Table 3 shows that the execution times of the bam function were very similar and of the same order of magnitude as those of the gam function in the case of the Poisson regressions, and only about five times greater (instead of 61 times if the bam function was not used) for the Gamma regressions. Thus, GAMs estimated using the bam function are a competitive alternative to GLMs.
The rise of modern machine learning and deep learning methods offers a novel and powerful alternative to traditional, regression-based methods for rate analysis in insurance. Many of these new tools, such as those based on trees (random forest, for example) and those based on neural networks (deep learning), lack the interpretability of classical methods and are also very computationally intensive, but their success in areas such as image analysis and natural language processing clearly shows that they will be increasingly important in the future in the actuarial field. A natural way of extending this work is to compare GAMs and their ability to deal with nonlinearities to methods such as deep learning. Some work has been carried out in this direction, for example in [
72,
73].
5.2. Managerial Implications
As for the managerial implications, we can conclude that GAMs should be considered a powerful and realistic choice for tariff analysis in the automobile insurance field. They improve the quality of the models by reducing the prediction errors but at the expense of a higher complexity of the models and longer execution times. When using GAMs, it is no longer necessary to discretize the continuous risk factors, which saves a significant amount of work in determining the levels of the discretized variables and fine-tuning the models. Nevertheless, in exchange for this capability of working directly with the continuous variables, we lose the possibility of assigning a premium to a new policy by simply searching in a table that collects the premiums corresponding to each level of the rating factors.
Moreover, the use of GAMs is not completely automatic (in the sense that one could trust the results obtained using the default values of the parameters), but sometimes it is necessary for some manual fine-tuning of the models, as seen in the case of the Gamma regressions, where there was certain overfitting that forced us to manually choose the models’ degrees of freedom.

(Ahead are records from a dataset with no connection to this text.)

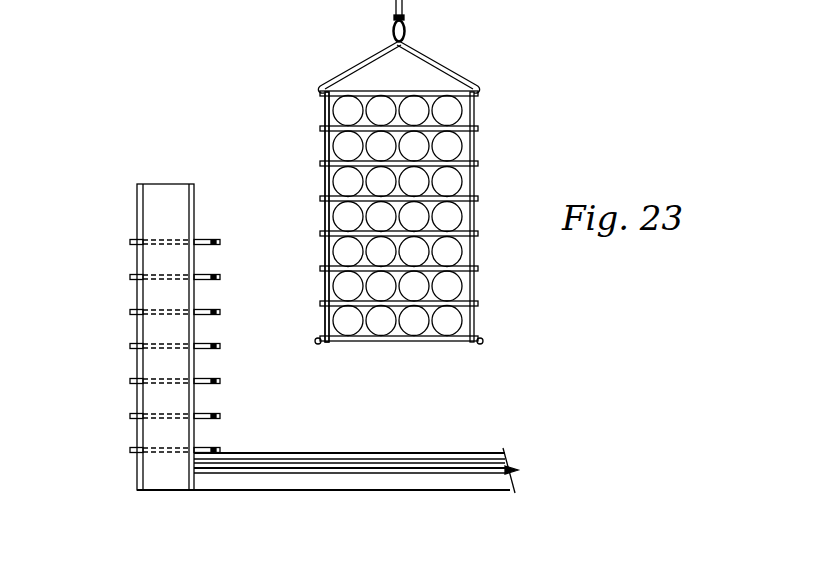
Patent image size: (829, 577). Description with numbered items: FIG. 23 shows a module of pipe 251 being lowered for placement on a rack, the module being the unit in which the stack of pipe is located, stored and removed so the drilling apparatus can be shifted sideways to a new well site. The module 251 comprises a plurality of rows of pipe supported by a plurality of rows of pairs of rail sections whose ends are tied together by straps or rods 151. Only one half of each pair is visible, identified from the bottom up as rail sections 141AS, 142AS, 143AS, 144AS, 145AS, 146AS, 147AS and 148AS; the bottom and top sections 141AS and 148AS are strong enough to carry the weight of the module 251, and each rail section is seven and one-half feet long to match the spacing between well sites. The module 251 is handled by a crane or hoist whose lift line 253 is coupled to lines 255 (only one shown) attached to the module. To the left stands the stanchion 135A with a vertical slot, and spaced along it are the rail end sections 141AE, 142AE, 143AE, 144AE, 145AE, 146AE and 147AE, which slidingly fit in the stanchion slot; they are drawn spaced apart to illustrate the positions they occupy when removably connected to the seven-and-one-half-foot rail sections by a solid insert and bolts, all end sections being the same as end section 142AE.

The lift line 253 is at (404, 8).
The lines 255 is at (455, 70).
The module of pipe 251 is at (478, 160).
The straps or rods 151 is at (325, 181).
The rail section 148AS is at (478, 103).
The rail section 147AS is at (478, 140).
The rail section 146AS is at (478, 176).
The rail section 145AS is at (478, 207).
The rail section 144AS is at (478, 224).
The rail section 143AS is at (478, 290).
The rail section 142AS is at (478, 320).
The rail section 141AS is at (443, 343).
The loading post 135A is at (137, 210).
The rail end section 147AE is at (130, 242).
The rail end section 146AE is at (130, 277).
The rail end section 145AE is at (130, 312).
The rail end section 144AE is at (130, 346).
The rail end section 143AE is at (130, 381).
The rail end section 142AE is at (130, 416).
The rail end section 141AE is at (130, 450).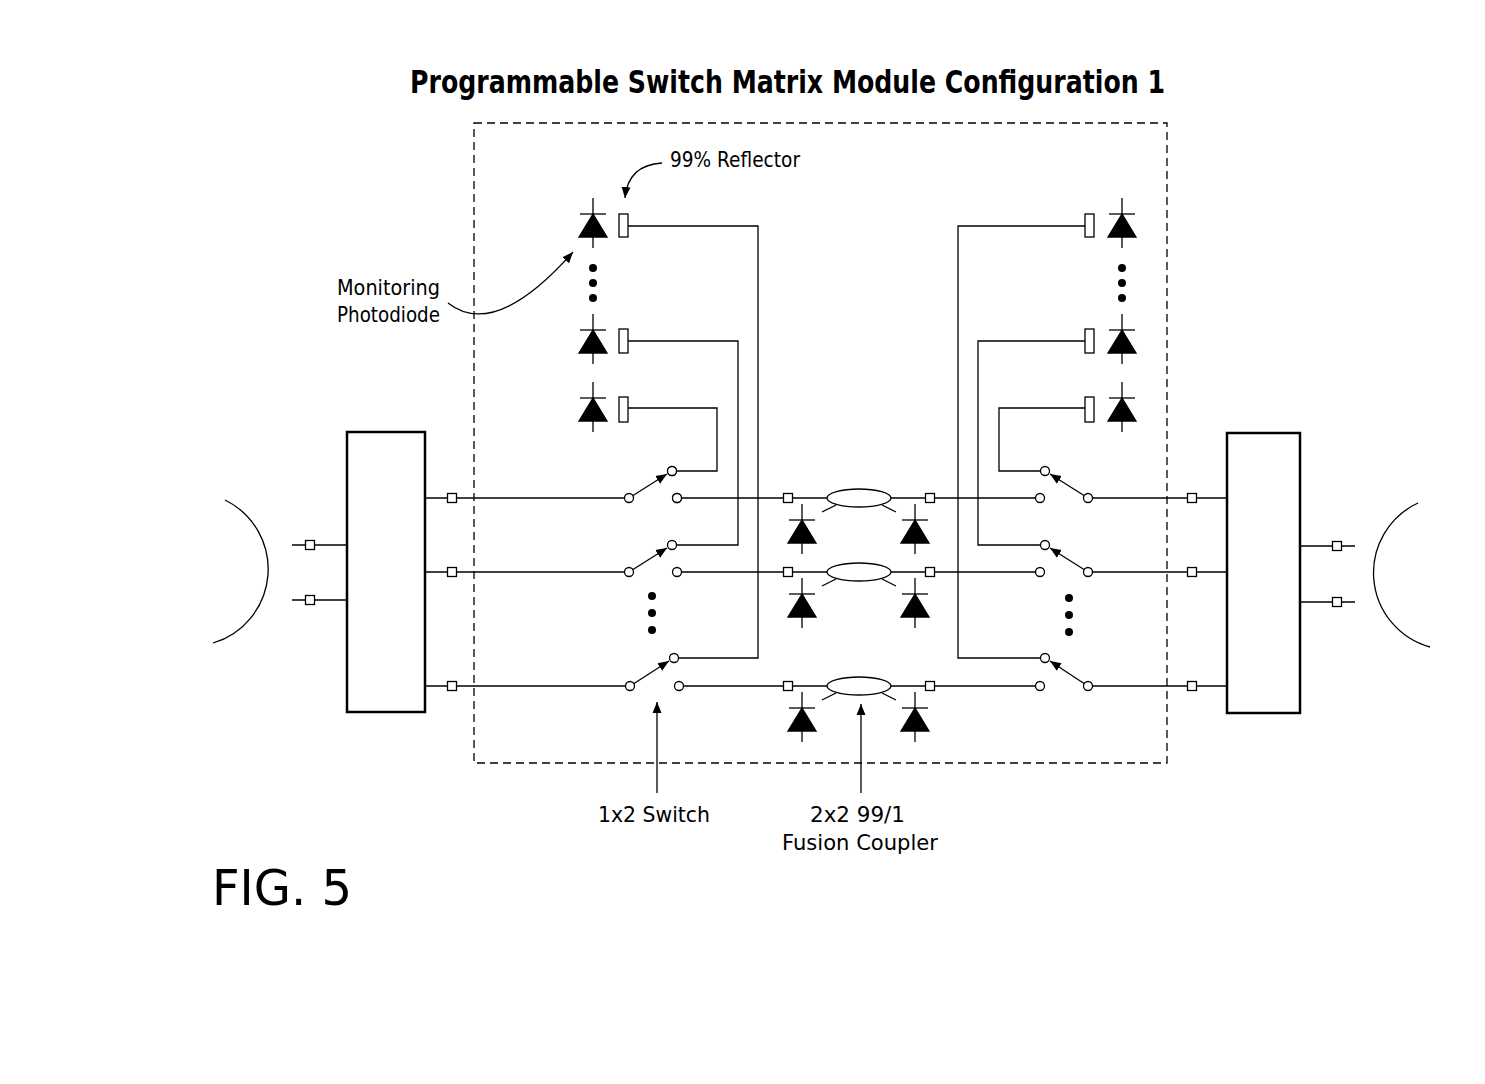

Broadly speaking, the nonlinearities observed in the rating factors’ effects on the key ratios (claim frequency and claim severity) used in car insurance do not seem very pronounced, as can be seen, for example, in
Figure 2. This means that GAMs will not be as useful for modeling these nonlinearities as they are in certain fields of natural sciences where they are commonly used, as previously mentioned, and where the nonlinear effects of the explanatory variables are noticeably more pronounced. Nonetheless, nonlinearities exist, and GAMs prove to be a very useful tool and more sophisticated than traditional GLMs with discretized variables, which, nowadays, is standard practice in automobile insurance pricing.